The study was supported by the National Basic Research Program of China, the National Natural Science Foundation of China, the Strategic Priority Research Program of Chinese Academy of Sciences, the China Postdoctoral Science Foundation and grants from Japan.
Fig. 1 Time evolution of the magnetization and time-averaged magnetization as a function of transverse field.
Fig. 2 Time evolution of the Loschmidt echo.

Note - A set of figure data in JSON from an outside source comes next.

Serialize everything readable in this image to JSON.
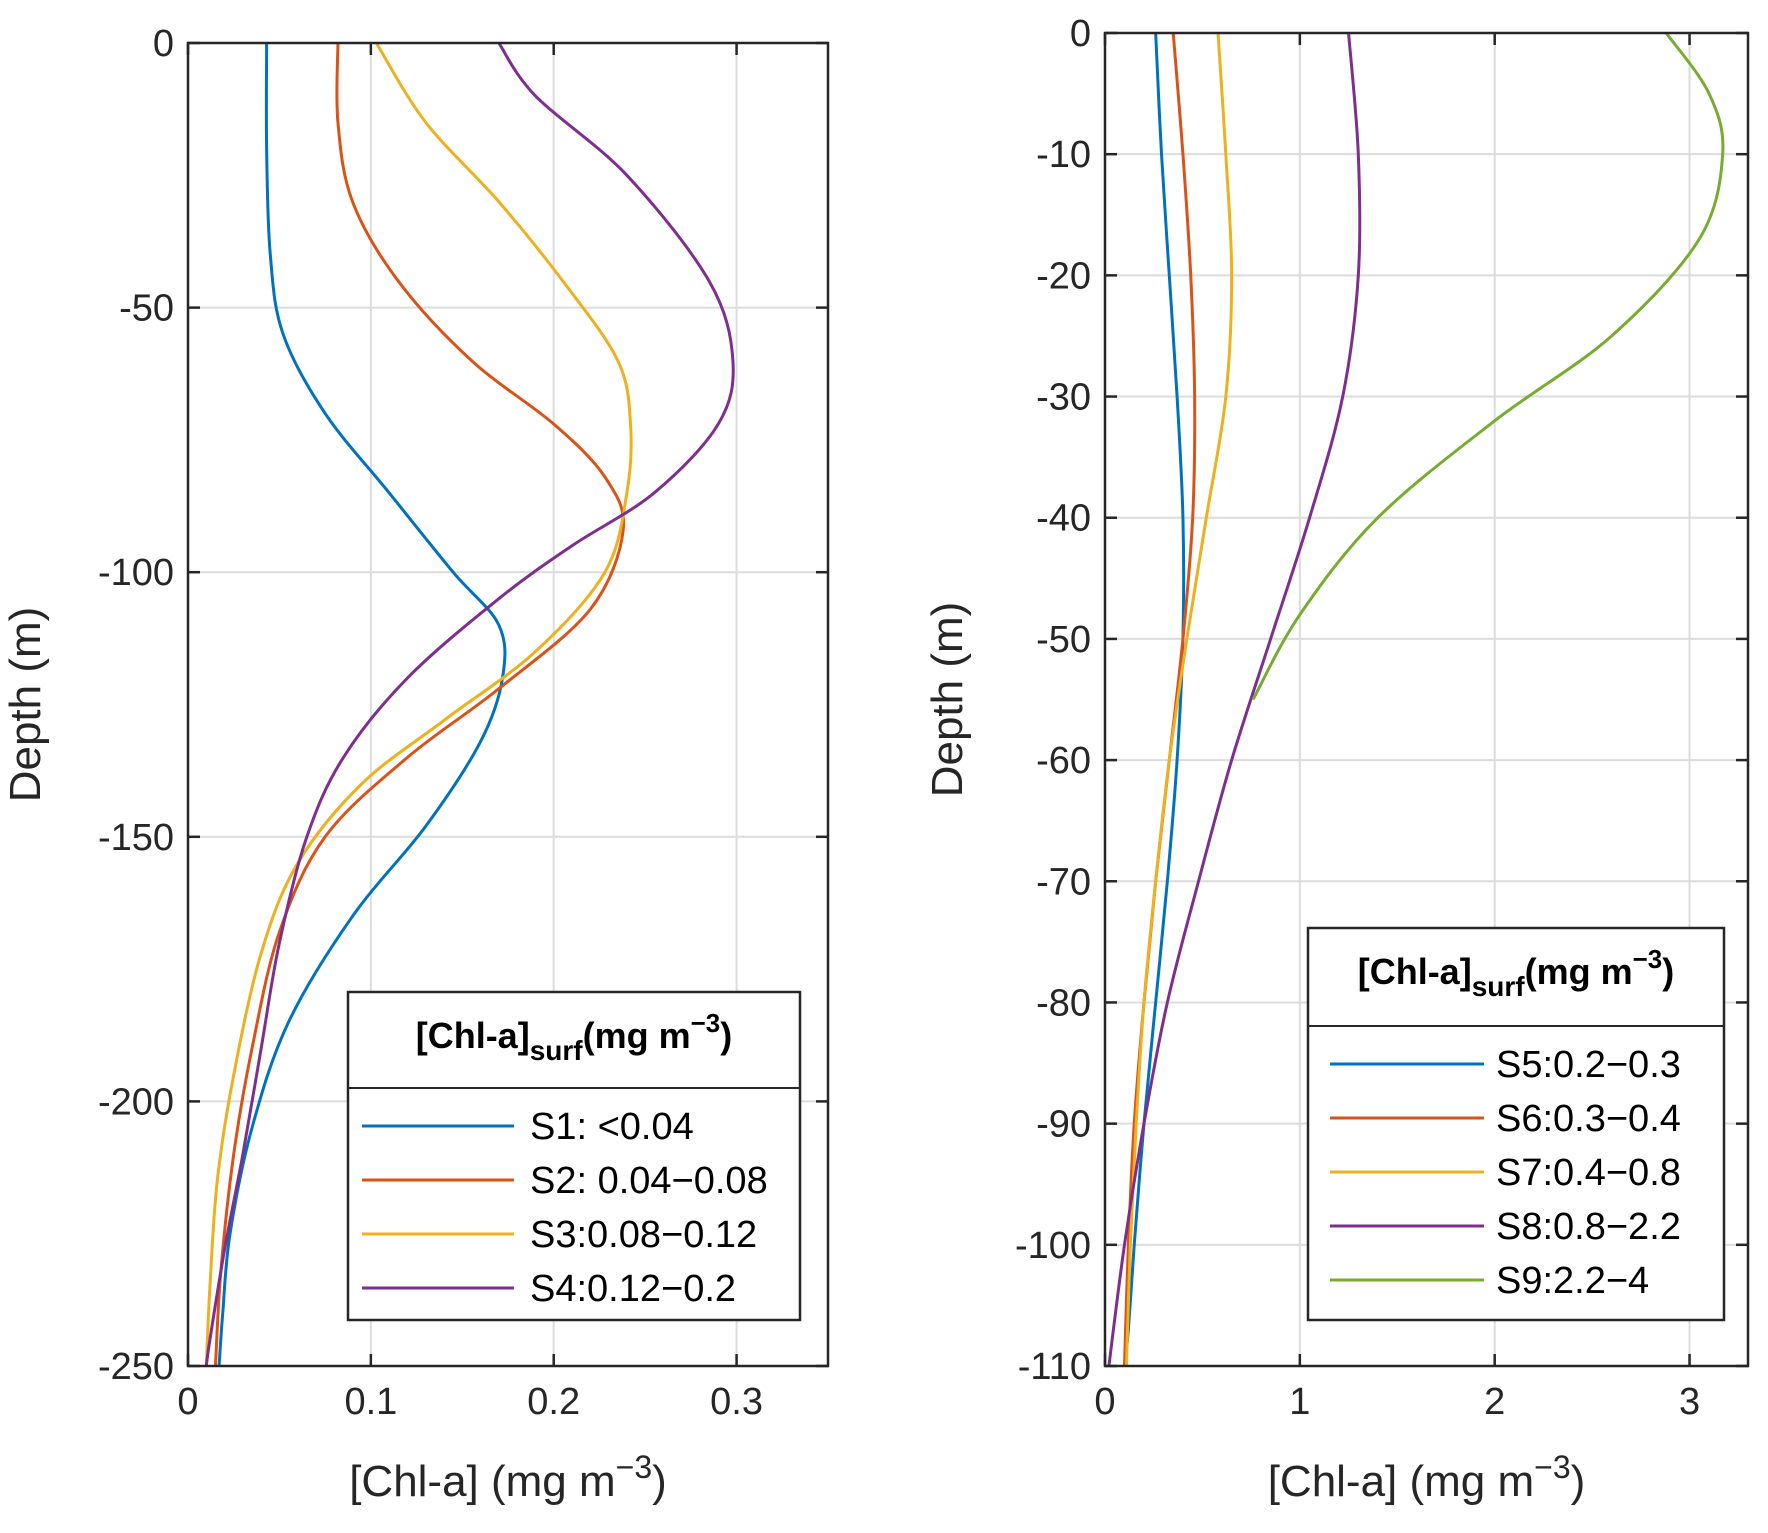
{
  "chart_data": [
    {
      "type": "line",
      "xlabel": "[Chl-a] (mg m",
      "xlabel_sup": "−3",
      "xlabel_end": ")",
      "ylabel": "Depth (m)",
      "xlim": [
        0,
        0.35
      ],
      "ylim": [
        -250,
        0
      ],
      "xticks": [
        0,
        0.1,
        0.2,
        0.3
      ],
      "xtick_labels": [
        "0",
        "0.1",
        "0.2",
        "0.3"
      ],
      "yticks": [
        0,
        -50,
        -100,
        -150,
        -200,
        -250
      ],
      "ytick_labels": [
        "0",
        "-50",
        "-100",
        "-150",
        "-200",
        "-250"
      ],
      "grid": true,
      "legend_position": "bottom-right",
      "legend_title": {
        "main": "[Chl-a]",
        "sub": "surf",
        "rest": "(mg m",
        "sup": "−3",
        "end": ")"
      },
      "series": [
        {
          "name": "S1: <0.04",
          "color": "#0072BD",
          "x": [
            0.043,
            0.043,
            0.045,
            0.052,
            0.075,
            0.11,
            0.145,
            0.17,
            0.172,
            0.16,
            0.13,
            0.09,
            0.055,
            0.035,
            0.023,
            0.019,
            0.017
          ],
          "depth": [
            0,
            -20,
            -40,
            -55,
            -70,
            -85,
            -100,
            -110,
            -120,
            -132,
            -148,
            -165,
            -185,
            -205,
            -225,
            -240,
            -250
          ]
        },
        {
          "name": "S2: 0.04−0.08",
          "color": "#D95319",
          "x": [
            0.082,
            0.082,
            0.09,
            0.115,
            0.155,
            0.2,
            0.228,
            0.238,
            0.22,
            0.17,
            0.12,
            0.075,
            0.05,
            0.035,
            0.025,
            0.018,
            0.015
          ],
          "depth": [
            0,
            -15,
            -30,
            -45,
            -60,
            -72,
            -82,
            -92,
            -107,
            -122,
            -135,
            -150,
            -168,
            -190,
            -210,
            -232,
            -250
          ]
        },
        {
          "name": "S3:0.08−0.12",
          "color": "#EDB120",
          "x": [
            0.103,
            0.13,
            0.17,
            0.205,
            0.235,
            0.242,
            0.24,
            0.228,
            0.19,
            0.14,
            0.095,
            0.06,
            0.04,
            0.025,
            0.016,
            0.012,
            0.01
          ],
          "depth": [
            0,
            -15,
            -30,
            -45,
            -60,
            -72,
            -85,
            -100,
            -115,
            -128,
            -140,
            -155,
            -172,
            -195,
            -215,
            -235,
            -250
          ]
        },
        {
          "name": "S4:0.12−0.2",
          "color": "#7E2F8E",
          "x": [
            0.17,
            0.19,
            0.24,
            0.285,
            0.298,
            0.29,
            0.255,
            0.21,
            0.17,
            0.12,
            0.085,
            0.065,
            0.05,
            0.04,
            0.03,
            0.02,
            0.012,
            0.01
          ],
          "depth": [
            0,
            -10,
            -25,
            -45,
            -60,
            -72,
            -85,
            -95,
            -105,
            -120,
            -135,
            -150,
            -170,
            -190,
            -210,
            -228,
            -245,
            -250
          ]
        }
      ]
    },
    {
      "type": "line",
      "xlabel": "[Chl-a] (mg m",
      "xlabel_sup": "−3",
      "xlabel_end": ")",
      "ylabel": "Depth (m)",
      "xlim": [
        0,
        3.3
      ],
      "ylim": [
        -110,
        0
      ],
      "xticks": [
        0,
        1,
        2,
        3
      ],
      "xtick_labels": [
        "0",
        "1",
        "2",
        "3"
      ],
      "yticks": [
        0,
        -10,
        -20,
        -30,
        -40,
        -50,
        -60,
        -70,
        -80,
        -90,
        -100,
        -110
      ],
      "ytick_labels": [
        "0",
        "-10",
        "-20",
        "-30",
        "-40",
        "-50",
        "-60",
        "-70",
        "-80",
        "-90",
        "-100",
        "-110"
      ],
      "grid": true,
      "legend_position": "bottom-right",
      "legend_title": {
        "main": "[Chl-a]",
        "sub": "surf",
        "rest": "(mg m",
        "sup": "−3",
        "end": ")"
      },
      "series": [
        {
          "name": "S5:0.2−0.3",
          "color": "#0072BD",
          "x": [
            0.26,
            0.29,
            0.33,
            0.37,
            0.4,
            0.4,
            0.37,
            0.32,
            0.26,
            0.2,
            0.15,
            0.12,
            0.1
          ],
          "depth": [
            0,
            -10,
            -20,
            -30,
            -40,
            -50,
            -60,
            -70,
            -80,
            -90,
            -100,
            -107,
            -110
          ]
        },
        {
          "name": "S6:0.3−0.4",
          "color": "#D95319",
          "x": [
            0.35,
            0.4,
            0.44,
            0.46,
            0.45,
            0.4,
            0.33,
            0.26,
            0.2,
            0.15,
            0.12,
            0.1
          ],
          "depth": [
            0,
            -10,
            -20,
            -30,
            -40,
            -50,
            -60,
            -70,
            -80,
            -90,
            -100,
            -110
          ]
        },
        {
          "name": "S7:0.4−0.8",
          "color": "#EDB120",
          "x": [
            0.58,
            0.62,
            0.65,
            0.62,
            0.52,
            0.42,
            0.33,
            0.26,
            0.2,
            0.16,
            0.13,
            0.11
          ],
          "depth": [
            0,
            -10,
            -20,
            -30,
            -40,
            -50,
            -60,
            -70,
            -80,
            -90,
            -100,
            -110
          ]
        },
        {
          "name": "S8:0.8−2.2",
          "color": "#7E2F8E",
          "x": [
            1.25,
            1.3,
            1.3,
            1.22,
            1.05,
            0.85,
            0.65,
            0.48,
            0.32,
            0.2,
            0.1,
            0.02
          ],
          "depth": [
            0,
            -10,
            -20,
            -30,
            -40,
            -50,
            -60,
            -70,
            -80,
            -90,
            -100,
            -110
          ]
        },
        {
          "name": "S9:2.2−4",
          "color": "#77AC30",
          "x": [
            2.88,
            3.1,
            3.17,
            3.05,
            2.6,
            2.0,
            1.4,
            1.0,
            0.76
          ],
          "depth": [
            0,
            -5,
            -10,
            -17,
            -25,
            -32,
            -40,
            -48,
            -55
          ]
        }
      ]
    }
  ]
}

Fig. 3 The minimum spin-squeezing parameter as a function of transverse field.
Institute of Physics
Superconducting qubits; Dynamical phase transitions; Quantum simulation;
Nonequilibrium quantum many-body systems, which are difficult to study via classical computation, have attracted wide interest. Quantum simulation can provide insights into these problems. Here, using a programmable quantum simulator with 16 all-to-all connected superconducting qubits, we investigate the dynamical phase transition in the Lipkin-Meshkov-Glick model with a quenched transverse field. Clear signatures of dynamical phase transitions, merging different concepts of dynamical criticality, are observed by measuring the nonequilibrium order parameter, nonlocal correlations, and the Loschmidt echo. Moreover, near the dynamical critical point, we obtain a spin squeezing of -7.0 ± 0.8 dB, showing multipartite entanglement, useful for measurements with precision fivefold beyond the standard quantum limit. On the basis of the capability of entangling qubits simultaneously and the accurate single-shot readout of multiqubit states, this superconducting quantum simulator can be used to study other problems in nonequilibrium quantum many-body systems, such as thermalization, many-body localization, and emergent phenomena in periodically driven systems.